The infotainment system provides a new suite of applications, including a CabinControl app that allows Odyssey occupants to control the infotainment system, the climate system, and the navigation system from their smartphones. This app also supports a Social Play List, a virtual jukebox of sorts that allows each person aboard the Odyssey to submit favorite songs to a compiled group play list.
The rear seat entertainment system installs a 10.2-inch display screen on the ceiling of the minivan. It features headphones, HDMI video gaming jacks, and can stream video via the onboard Wi-Fi connection or a smartphone data plan. An app called “How Much Farther” keeps kids apprised of the remaining distance in the journey, though anyone with a child realizes that this is not going to cut down on repeated questions of: “Are we there yet?”
Even when your adorable offspring have their headphones on and are singing “How Far I’ll Go” at the tops of their little lungs, you’ll be able to get their attention in a calm, cool and collected manner. Thank you, CabinTalk technology, which feeds a parent’s voice to rear passengers via the rear speakers and, yes, the headphones.
CabinWatch is also new, sounding like the name of a really crappy TV show in which the stars get bundled up in flannel shirts and L.L. Bean boots rather than dressed down into lifeguarding suits.
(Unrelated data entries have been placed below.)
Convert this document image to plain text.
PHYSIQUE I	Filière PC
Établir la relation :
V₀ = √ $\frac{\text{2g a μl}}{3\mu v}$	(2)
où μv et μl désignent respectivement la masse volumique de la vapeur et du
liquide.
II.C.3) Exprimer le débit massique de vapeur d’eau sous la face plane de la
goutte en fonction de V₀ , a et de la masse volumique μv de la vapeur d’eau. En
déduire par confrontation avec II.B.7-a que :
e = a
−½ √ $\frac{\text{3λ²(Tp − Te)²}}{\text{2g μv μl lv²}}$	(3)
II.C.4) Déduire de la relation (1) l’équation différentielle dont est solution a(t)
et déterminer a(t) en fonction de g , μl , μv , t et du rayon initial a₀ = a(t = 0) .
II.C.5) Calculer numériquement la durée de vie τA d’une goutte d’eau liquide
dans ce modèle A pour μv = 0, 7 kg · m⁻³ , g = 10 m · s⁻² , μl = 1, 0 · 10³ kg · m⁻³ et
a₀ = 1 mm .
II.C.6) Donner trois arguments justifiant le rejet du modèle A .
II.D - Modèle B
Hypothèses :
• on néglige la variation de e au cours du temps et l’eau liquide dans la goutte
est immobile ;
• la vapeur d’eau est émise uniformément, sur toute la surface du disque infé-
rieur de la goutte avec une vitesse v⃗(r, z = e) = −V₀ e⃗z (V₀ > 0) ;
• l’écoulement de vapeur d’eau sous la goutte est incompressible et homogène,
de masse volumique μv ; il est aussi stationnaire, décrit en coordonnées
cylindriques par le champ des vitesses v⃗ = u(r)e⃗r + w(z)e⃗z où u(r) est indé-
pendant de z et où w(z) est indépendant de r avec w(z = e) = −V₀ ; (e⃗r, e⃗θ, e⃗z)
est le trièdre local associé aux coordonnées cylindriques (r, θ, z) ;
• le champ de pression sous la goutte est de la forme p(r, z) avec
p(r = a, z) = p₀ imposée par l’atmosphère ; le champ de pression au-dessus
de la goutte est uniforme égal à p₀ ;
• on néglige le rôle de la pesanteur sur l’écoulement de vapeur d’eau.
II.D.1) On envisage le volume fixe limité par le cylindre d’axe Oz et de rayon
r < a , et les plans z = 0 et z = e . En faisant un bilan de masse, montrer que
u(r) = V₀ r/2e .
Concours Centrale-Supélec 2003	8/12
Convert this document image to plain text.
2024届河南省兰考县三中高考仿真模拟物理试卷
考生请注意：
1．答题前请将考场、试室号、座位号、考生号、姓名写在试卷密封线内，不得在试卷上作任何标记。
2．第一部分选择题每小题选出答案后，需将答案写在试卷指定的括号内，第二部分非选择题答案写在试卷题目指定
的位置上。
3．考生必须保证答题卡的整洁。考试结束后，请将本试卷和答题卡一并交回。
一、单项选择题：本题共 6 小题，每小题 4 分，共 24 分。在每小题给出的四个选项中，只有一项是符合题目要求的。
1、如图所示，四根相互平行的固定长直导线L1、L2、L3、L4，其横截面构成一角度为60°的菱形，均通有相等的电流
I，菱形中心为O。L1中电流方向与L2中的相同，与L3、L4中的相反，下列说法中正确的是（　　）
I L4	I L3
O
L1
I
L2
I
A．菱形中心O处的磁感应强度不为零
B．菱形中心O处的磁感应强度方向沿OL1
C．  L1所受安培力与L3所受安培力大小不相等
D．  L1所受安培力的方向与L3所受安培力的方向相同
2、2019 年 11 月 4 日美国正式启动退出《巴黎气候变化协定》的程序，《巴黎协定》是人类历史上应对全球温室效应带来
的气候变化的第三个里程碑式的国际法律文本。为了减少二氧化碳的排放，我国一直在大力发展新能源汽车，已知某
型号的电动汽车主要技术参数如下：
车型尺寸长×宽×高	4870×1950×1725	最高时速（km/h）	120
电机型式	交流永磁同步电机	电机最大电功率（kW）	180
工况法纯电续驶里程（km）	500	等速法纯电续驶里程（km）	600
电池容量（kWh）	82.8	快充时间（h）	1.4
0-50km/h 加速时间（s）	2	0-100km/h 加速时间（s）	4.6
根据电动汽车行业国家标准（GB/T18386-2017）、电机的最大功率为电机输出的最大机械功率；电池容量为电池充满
In reality, this is a camera system that gives Mom and Dad a video view of what’s going on in the second- and third-row seats. The image is displayed on the infotainment screen, providing evidence that yes, your children do lie to you. All of the time.
More power, better fuel economy, improved driving dynamics
Nobody buys a minivan because they want to have fun behind the steering wheel. Honda improves the 2018 Odyssey in this regard, anyway. (Honda)
With this redesign, the 2018 Odyssey moves to the same platform that underpins the Acura MDX, Honda Pilot, and Honda Ridgeline. Weight drops up to 96 pounds, depending on the trim level, and the minivan boasts a 44 percent improvement in torsional rigidity.
Not that minivans are supposed to be enjoyable to drive, but this change certainly helps in that regard. So does the new Agile Handling Assist technology, a more responsive electric steering system, more powerful brakes, and a revised rear suspension design that Honda says improves the Odyssey’s ride and handling.
A new direct-injected 3.5-liter V-6 engine summons 280 horsepower, a 32-pony increase over the previous Odyssey. Cylinder deactivation technology, active grille shutters, and new transmissions help the minivan to achieve what Honda claims will be best-in-class fuel economy ratings.
A 9-speed automatic transmission powers the Odyssey’s front wheels, and in upper trim levels, Honda introduces a new 10-speed automatic transmission. Both are shifted using a collection of buttons and switches located on the dashboard.
Honda ups its minivan game, but the Chrysler Pacifica remains a formidable foe
The redesigned 2018 Honda Odyssey is better than ever, but it still might not topple the Chrysler Pacifica from the top of Minivan Mountain. (Honda)
Undoubtedly, the 2018 Odyssey is best minivan Honda has ever built. But, is it the best minivan? A test drive and family shuttling will help to determine that, but given just how good a package the Pacifica is, especially in plug-in hybrid format, Honda might still have some work cut out for it.